Page 18 of The Spell Caster

“I appreciate you letting me stay with you, but you should know up front that there’s a reason I’m not in a coven yet.” I couldn’t let this go on without being honest. My face flushed in embarrassment. “I can’t invoke my familiar. It won’t… come out.”

“That’s a new one,” Sativa said, frowning. “Is it mad at you? They can be touchy if you mess with them.”

“Hooray, another screwup for the screwup coven.” Datura pushed a pile of glossy gossip magazines out of the way and plunked her plate down on the island to eat.

“Performance anxiety,” Oliver declared, twirling his spoon around to point it at me.

“Maybe,” I said. There wasn’t anywhere to sit, so I balanced my plate, trying to eat while standing. My injured shoulder ached. I mindlessly filled my mouth with some sort of potato casserole.

“Who thinks we’re going to get attacked next?” Datura sang with sarcastic glee.

Oliver raised his hand with a matching grin.

“Oh, here we go,” Sativa said.

I cleared my throat. “Our teams were pretty thorough. I don’t think there are any angels left to come attack here.” I swallowed back a wave of tears. I was so tired.

Datura left her empty plate where it was, and Oliver stacked his on top of it. They retreated to the couch in the middle of the room, each pulling out a phone and sprawling out together.

“I heard one of the Northern Sea casters did some kind of super spell that killed a dozen angels at once,” Datura said.

Oliver tapped his phone excitedly. “Ooh, is there video? Check the group chat.”

“Did you see the super spell, Layla?” Datura called.

I cringed with a painful self-awareness that made me want to disappear into the floor. Both telling them and not telling them was awkward. But I would need to discuss it. At some point.

“I’m… I’m sorry, I’m just…”

“Cool it, you two.

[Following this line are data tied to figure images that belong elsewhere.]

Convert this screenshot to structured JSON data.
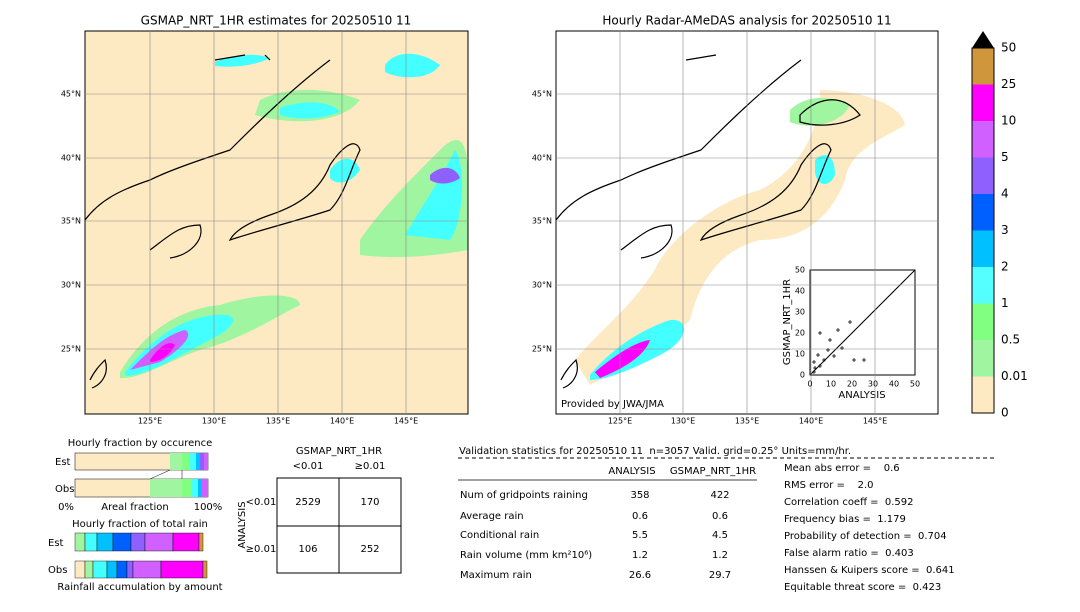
{
  "left_map": {
    "title": "GSMAP_NRT_1HR estimates for 20250510 11",
    "lat_labels": [
      "45°N",
      "40°N",
      "35°N",
      "30°N",
      "25°N"
    ],
    "lon_labels": [
      "125°E",
      "130°E",
      "135°E",
      "140°E",
      "145°E"
    ]
  },
  "right_map": {
    "title": "Hourly Radar-AMeDAS analysis for 20250510 11",
    "lat_labels": [
      "45°N",
      "40°N",
      "35°N",
      "30°N",
      "25°N"
    ],
    "lon_labels": [
      "125°E",
      "130°E",
      "135°E",
      "140°E",
      "145°E"
    ],
    "credit": "Provided by JWA/JMA",
    "inset": {
      "ylabel": "GSMAP_NRT_1HR",
      "xlabel": "ANALYSIS",
      "ticks": [
        "0",
        "10",
        "20",
        "30",
        "40",
        "50"
      ]
    }
  },
  "colorbar": {
    "labels": [
      "0",
      "0.01",
      "0.5",
      "1",
      "2",
      "3",
      "4",
      "5",
      "10",
      "25",
      "50"
    ]
  },
  "occurrence": {
    "title": "Hourly fraction by occurence",
    "rows": [
      "Est",
      "Obs"
    ],
    "axis": [
      "0%",
      "Areal fraction",
      "100%"
    ]
  },
  "total_rain": {
    "title": "Hourly fraction of total rain",
    "rows": [
      "Est",
      "Obs"
    ],
    "footer": "Rainfall accumulation by amount"
  },
  "contingency": {
    "title": "GSMAP_NRT_1HR",
    "cols": [
      "<0.01",
      "≥0.01"
    ],
    "side": "ANALYSIS",
    "rows": [
      {
        "label": "<0.01",
        "cells": [
          "2529",
          "170"
        ]
      },
      {
        "label": "≥0.01",
        "cells": [
          "106",
          "252"
        ]
      }
    ]
  },
  "validation": {
    "header": "Validation statistics for 20250510 11  n=3057 Valid. grid=0.25° Units=mm/hr.",
    "columns": [
      "ANALYSIS",
      "GSMAP_NRT_1HR"
    ],
    "rows": [
      [
        "Num of gridpoints raining",
        "358",
        "422"
      ],
      [
        "Average rain",
        "0.6",
        "0.6"
      ],
      [
        "Conditional rain",
        "5.5",
        "4.5"
      ],
      [
        "Rain volume (mm km²10⁶)",
        "1.2",
        "1.2"
      ],
      [
        "Maximum rain",
        "26.6",
        "29.7"
      ]
    ],
    "scores": [
      "Mean abs error =    0.6",
      "RMS error =    2.0",
      "Correlation coeff =  0.592",
      "Frequency bias =  1.179",
      "Probability of detection =  0.704",
      "False alarm ratio =  0.403",
      "Hanssen & Kuipers score =  0.641",
      "Equitable threat score =  0.423"
    ]
  }
}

She’s barely upright.” Sativa took my empty plate and stacked it on the counter with the others. She gave me an apologetic look. “Come on, I’ll show you your room.”

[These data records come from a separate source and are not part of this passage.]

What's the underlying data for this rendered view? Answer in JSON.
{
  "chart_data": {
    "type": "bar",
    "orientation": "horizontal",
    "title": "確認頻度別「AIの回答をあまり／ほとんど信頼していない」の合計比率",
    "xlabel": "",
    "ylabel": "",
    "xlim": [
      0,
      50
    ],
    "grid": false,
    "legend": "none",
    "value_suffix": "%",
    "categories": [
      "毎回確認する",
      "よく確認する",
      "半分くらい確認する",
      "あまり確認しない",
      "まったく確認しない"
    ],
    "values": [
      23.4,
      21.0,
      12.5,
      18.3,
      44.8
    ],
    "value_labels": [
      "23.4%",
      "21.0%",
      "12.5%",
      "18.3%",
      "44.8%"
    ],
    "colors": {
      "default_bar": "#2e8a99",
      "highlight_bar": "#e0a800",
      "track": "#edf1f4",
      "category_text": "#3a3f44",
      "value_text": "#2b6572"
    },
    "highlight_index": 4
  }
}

The apartment had four bedrooms arranged with a bathroom on a short hallway. Sativa showed me to a small, plain room with two beds, not too unlike the hotel the night before, but much homier. A wide window was covered with a blind. “You’ll have to share if we get any more members, but it’s all yours for now.”

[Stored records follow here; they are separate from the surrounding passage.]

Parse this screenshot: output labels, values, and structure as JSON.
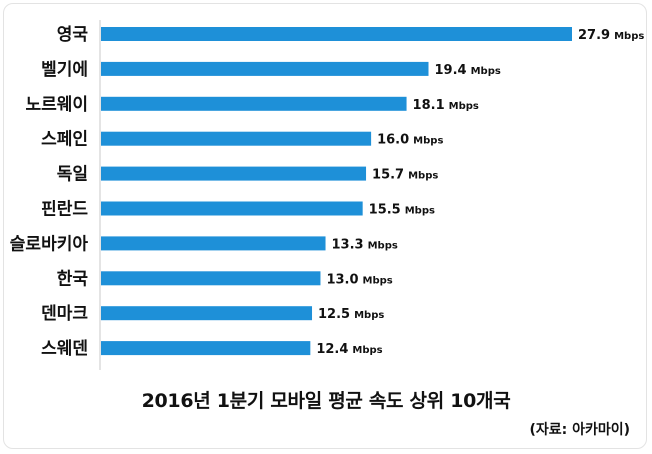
{
  "chart_data": {
    "type": "bar",
    "orientation": "horizontal",
    "title": "2016년 1분기 모바일 평균 속도 상위 10개국",
    "source": "(자료: 아카마이)",
    "unit": "Mbps",
    "categories": [
      "영국",
      "벨기에",
      "노르웨이",
      "스페인",
      "독일",
      "핀란드",
      "슬로바키아",
      "한국",
      "덴마크",
      "스웨덴"
    ],
    "values": [
      27.9,
      19.4,
      18.1,
      16.0,
      15.7,
      15.5,
      13.3,
      13.0,
      12.5,
      12.4
    ],
    "value_labels": [
      "27.9",
      "19.4",
      "18.1",
      "16.0",
      "15.7",
      "15.5",
      "13.3",
      "13.0",
      "12.5",
      "12.4"
    ],
    "xlim": [
      0,
      27.9
    ],
    "bar_color": "#1e90d8",
    "grid": false,
    "legend": "none"
  }
}
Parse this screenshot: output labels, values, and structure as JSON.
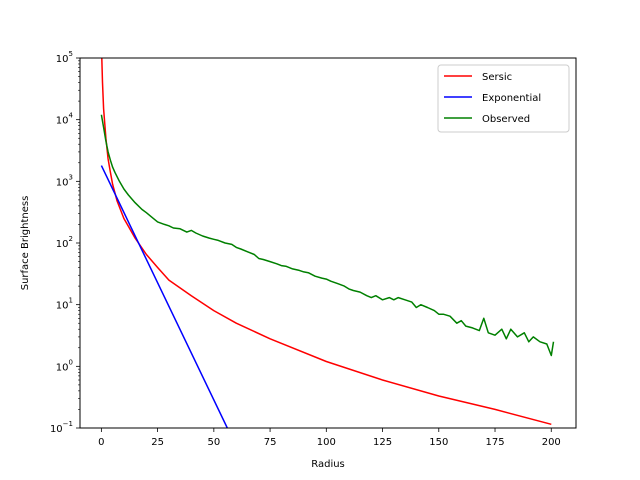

I closed the door behind her and turned off the overhead light, leaving only the pretty glass side lamp on. I carefully sat down on the bed.

Aloneness and confusion pressed in on me.

Becoming a spell caster and joining the coven had been my life plan—really the only plan available. I never even considered anything else. I was supposed to team up with Costi, and we would venture around cleaning out angel infestations for a decade or so before I settled down with a nice, handsome spell caster from an exotic and far-off Circle.

My failure to summon a familiar, followed by the last two days, had delivered me into a nightmare and left me reeling. Would I ever see my home again? Were the angels somehow evolving to be deadlier? Would they come after us as Datura feared?

My phone blinked on as a message came through.

You okay?

One of the strings of tension in my body released.

I’m fine, I texted Costi back. I found the coven. Are you okay?

Fine.

I breathed out a silent laugh at his typically Costi reply.

I’d rather stay with you came the second message.

A wistful longing twisted through me, shocking me with its intensity and making my throat catch on a sob. I drew a shaking breath and forced myself to be calm. I could handle this. I would handle this. I just needed to rest and then do some thinking.

Determined, I pulled myself off the bed and crept out into the dim hallway, finding the bathroom to brush my teeth and clean myself up. The other bedrooms were closed, but I could see a strip of light under two of them. Oliver and one of the others chatted in the same scandalized tones that seemed to be their norm, but I didn’t pause to listen.